Eu ia em pé no vagão lotado, me segurando na barra de cima enquanto o trem balançava sem parar. Era horário de pico e os corpos se apertavam uns contra os outros sem jeito. Meu nome é Carlos, tenho cinquenta e quatro anos e já tava conformado com a viagem desconfortável. Como sempre, o trem tava cheio de gente, era uma merda viajar. De repente, uma mina jovem se colocou bem na minha frente. Não devia ter mais de 17 anos. Pele clara, cabelo liso e escuro que emoldura o rosto dela. Tem uns olhos meigos. Tá vestindo um moletom com capuz amarelo inspirado no Pikachu, o que deixa ela ainda mais fofa. A expressão dela é suave.

No começo, achei que era só a multidão, mas logo percebi que os movimentos dela eram intencionais demais. A mão dela pousou na minha virilha "por acaso" várias vezes, até que parou por lá. O cheiro dela era excitante e muito doce, tipo o de um anjo. Senti os dedos dela apertando de leve o zíper da minha calça, explorando. Minha respiração acelerou. Tentei me afastar um pouco, mas não tinha espaço. Ela aproveitava cada balanço do trem pra se esfregar em mim com mais decisão. Não conseguia olhar nos olhos dela, tava nervoso demais. Aí ela se virou discretamente, ficando de costas pra mim. Deixou o corpo encostar no meu, pressionando a bundinha redonda e pequena bem na minha virilha. Cada vez que o trem balançava, ela esfregava a bunda em mim de leve, em círculos lentos e deliberados.


Aquele roçar, combinado com o cheiro doce dela, me excitava de um jeito insuportável. Disfarçadamente, enfiei a mão entre nós e tirei meu pau pra fora, já meio mole, com seus pelos brancos e tamanho normal.

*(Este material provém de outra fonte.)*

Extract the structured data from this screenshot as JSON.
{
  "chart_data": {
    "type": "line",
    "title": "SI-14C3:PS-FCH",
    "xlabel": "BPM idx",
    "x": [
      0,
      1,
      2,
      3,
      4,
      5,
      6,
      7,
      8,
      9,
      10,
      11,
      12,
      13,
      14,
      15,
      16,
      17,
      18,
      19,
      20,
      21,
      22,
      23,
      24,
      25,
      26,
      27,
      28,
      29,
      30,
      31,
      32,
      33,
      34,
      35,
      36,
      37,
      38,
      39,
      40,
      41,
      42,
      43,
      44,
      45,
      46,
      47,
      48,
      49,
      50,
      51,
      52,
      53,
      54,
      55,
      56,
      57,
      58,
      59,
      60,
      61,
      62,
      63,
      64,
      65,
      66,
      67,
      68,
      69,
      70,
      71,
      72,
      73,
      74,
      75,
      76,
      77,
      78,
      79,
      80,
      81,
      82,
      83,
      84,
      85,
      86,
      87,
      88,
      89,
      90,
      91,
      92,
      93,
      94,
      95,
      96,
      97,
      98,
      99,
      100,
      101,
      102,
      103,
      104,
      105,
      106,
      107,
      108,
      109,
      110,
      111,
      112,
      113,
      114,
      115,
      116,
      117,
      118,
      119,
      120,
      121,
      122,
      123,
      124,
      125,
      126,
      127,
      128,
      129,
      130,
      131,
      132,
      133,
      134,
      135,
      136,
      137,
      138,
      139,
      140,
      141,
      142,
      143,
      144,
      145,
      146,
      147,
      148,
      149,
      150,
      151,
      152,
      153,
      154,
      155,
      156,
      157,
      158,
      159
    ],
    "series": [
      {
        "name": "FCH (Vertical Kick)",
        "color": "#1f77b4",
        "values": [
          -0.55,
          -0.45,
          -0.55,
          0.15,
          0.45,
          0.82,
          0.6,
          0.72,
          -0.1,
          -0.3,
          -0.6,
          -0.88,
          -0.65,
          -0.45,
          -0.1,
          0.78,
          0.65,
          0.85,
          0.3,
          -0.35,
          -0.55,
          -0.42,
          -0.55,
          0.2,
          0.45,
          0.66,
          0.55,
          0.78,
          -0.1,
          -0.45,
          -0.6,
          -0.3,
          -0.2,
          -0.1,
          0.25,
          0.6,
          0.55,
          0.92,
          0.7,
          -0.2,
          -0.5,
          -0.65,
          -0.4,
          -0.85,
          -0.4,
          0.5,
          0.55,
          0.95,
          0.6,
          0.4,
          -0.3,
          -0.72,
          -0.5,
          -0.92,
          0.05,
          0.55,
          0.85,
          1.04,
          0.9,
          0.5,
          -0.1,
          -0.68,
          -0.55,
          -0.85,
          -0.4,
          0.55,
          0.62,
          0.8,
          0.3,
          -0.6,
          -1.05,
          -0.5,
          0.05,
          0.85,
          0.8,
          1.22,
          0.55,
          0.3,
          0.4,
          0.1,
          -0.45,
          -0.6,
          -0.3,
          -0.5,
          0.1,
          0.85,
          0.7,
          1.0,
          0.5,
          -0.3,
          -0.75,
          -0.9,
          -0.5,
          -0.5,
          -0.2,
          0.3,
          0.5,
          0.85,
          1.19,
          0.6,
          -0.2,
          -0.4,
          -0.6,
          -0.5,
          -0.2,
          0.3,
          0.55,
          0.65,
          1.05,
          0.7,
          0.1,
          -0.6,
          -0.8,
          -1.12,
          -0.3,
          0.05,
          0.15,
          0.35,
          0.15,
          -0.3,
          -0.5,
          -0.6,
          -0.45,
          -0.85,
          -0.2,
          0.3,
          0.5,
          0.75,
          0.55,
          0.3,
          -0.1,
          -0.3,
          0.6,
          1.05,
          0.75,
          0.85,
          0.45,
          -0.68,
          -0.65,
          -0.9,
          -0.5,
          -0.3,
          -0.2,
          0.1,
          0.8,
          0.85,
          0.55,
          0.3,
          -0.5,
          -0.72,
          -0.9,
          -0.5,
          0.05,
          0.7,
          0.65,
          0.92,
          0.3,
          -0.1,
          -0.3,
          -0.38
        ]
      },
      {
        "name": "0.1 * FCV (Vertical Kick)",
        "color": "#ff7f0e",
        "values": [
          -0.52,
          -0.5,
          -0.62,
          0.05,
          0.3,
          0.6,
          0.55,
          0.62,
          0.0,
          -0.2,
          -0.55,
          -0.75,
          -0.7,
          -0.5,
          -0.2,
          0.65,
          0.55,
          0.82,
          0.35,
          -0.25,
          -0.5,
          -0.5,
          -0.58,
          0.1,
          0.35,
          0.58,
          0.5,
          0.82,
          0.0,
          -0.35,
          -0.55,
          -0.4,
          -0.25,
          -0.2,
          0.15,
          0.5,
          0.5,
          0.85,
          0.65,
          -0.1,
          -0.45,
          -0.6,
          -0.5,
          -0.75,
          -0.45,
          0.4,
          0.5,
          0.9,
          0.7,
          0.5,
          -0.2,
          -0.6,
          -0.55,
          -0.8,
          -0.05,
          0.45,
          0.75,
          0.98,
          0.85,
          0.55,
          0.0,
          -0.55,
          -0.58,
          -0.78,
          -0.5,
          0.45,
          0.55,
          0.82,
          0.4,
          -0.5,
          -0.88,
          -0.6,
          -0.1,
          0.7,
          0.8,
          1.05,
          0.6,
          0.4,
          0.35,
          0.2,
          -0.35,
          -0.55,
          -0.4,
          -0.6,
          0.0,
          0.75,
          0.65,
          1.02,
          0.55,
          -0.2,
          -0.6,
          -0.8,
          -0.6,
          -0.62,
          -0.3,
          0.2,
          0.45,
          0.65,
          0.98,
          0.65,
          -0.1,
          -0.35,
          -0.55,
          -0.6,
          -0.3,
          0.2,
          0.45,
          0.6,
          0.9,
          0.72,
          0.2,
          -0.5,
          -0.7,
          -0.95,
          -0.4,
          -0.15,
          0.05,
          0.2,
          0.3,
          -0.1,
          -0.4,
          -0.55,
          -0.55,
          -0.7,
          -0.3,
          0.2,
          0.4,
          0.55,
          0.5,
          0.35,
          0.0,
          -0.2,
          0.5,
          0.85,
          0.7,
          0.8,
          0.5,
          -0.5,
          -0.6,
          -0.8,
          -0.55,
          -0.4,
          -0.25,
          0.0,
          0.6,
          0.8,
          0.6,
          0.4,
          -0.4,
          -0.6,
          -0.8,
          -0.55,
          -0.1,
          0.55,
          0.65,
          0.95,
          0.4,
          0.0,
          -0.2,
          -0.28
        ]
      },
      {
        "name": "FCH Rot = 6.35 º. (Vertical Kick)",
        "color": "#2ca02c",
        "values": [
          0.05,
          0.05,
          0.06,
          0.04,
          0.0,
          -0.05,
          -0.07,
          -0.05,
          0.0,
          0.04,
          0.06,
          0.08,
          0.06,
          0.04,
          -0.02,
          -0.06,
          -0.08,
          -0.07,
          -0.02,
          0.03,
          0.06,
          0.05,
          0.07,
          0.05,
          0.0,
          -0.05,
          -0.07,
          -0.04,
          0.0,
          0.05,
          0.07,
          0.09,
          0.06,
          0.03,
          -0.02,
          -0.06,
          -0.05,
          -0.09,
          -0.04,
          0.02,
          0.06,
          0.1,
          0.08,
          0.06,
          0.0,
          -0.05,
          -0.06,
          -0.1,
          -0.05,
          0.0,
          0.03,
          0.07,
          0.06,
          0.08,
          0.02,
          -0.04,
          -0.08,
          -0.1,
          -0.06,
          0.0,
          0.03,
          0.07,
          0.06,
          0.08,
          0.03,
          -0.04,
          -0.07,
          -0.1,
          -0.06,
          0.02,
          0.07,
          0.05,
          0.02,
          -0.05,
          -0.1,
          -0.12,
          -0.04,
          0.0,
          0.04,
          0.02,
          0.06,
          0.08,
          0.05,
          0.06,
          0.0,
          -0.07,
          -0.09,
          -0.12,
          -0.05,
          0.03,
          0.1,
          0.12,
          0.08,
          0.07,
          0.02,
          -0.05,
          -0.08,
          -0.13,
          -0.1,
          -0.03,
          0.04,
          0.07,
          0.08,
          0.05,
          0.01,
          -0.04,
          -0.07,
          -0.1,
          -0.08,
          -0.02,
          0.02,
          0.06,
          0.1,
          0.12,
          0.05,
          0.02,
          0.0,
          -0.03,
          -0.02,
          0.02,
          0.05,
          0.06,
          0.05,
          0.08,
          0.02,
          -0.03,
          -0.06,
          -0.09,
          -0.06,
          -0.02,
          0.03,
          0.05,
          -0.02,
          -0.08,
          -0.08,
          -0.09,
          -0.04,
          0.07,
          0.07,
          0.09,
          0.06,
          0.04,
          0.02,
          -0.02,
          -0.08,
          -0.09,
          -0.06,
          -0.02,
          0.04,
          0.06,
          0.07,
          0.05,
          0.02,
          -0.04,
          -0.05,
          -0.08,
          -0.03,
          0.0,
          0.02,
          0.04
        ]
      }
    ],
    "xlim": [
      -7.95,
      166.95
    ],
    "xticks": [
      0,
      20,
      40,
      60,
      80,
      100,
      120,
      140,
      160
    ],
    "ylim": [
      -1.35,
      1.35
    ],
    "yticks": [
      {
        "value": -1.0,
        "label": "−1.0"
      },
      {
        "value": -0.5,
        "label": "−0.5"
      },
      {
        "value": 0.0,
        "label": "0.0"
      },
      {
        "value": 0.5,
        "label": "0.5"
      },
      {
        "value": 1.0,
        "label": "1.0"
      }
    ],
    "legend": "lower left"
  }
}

Pressionei ele contra a bunda dela coberta pela calça. Ninguém podia nos ver; o vagão tava lotado e todo mundo olhava pro lado ou se perdia nos celulares. Comecei a esfregar devagar entre as nádegas dela, sentindo a maciez da roupa e o calor do corpo dela.


Ela, sem se virar, levou a mão para trás e começou a me tocar. Seus dedos macios envolveram meu pau mole, apalpando com movimentos cheios de experiência: primeiro apertou com carinho, depois acariciou de cima a baixo devagar, massageando a cabeça com o polegar em círculos molhados.

Eu esticava ele devagar, soltava e pegava de novo, acordando ele por completo. As carícias dela eram lentas, mas constantes, perfeitas. Eu segurei discretamente a cintura dela com uma mão, apertando firme enquanto curtia aquela punheta incrível. O prazer foi crescendo rápido. Os dedos dela continuavam trabalhando com maestria, acelerando um pouco o ritmo, apertando bem no lugar que eu mais precisava.

Quando não aguentei mais, gozei com força entre os dedos dela, mordendo a parte de dentro da bochecha pra não fazer barulho. Ondas intensas me sacudiram enquanto ela continuava me acariciando de leve, colhendo até a última gota.


Na próxima estação, algumas pessoas desceram. Ela tirou a mão devagar, se limpou discretamente e fechou minha calça. Depois me olhou por um instante com um sorriso safado e desceu do trem sem dizer nada. Fiquei ali, ofegante, com a calça manchada de porra e a mente vazia. O cheiro da minha própria gozada impregnava o tecido e a lembrança das mãos dela ainda pulsava na minha pele.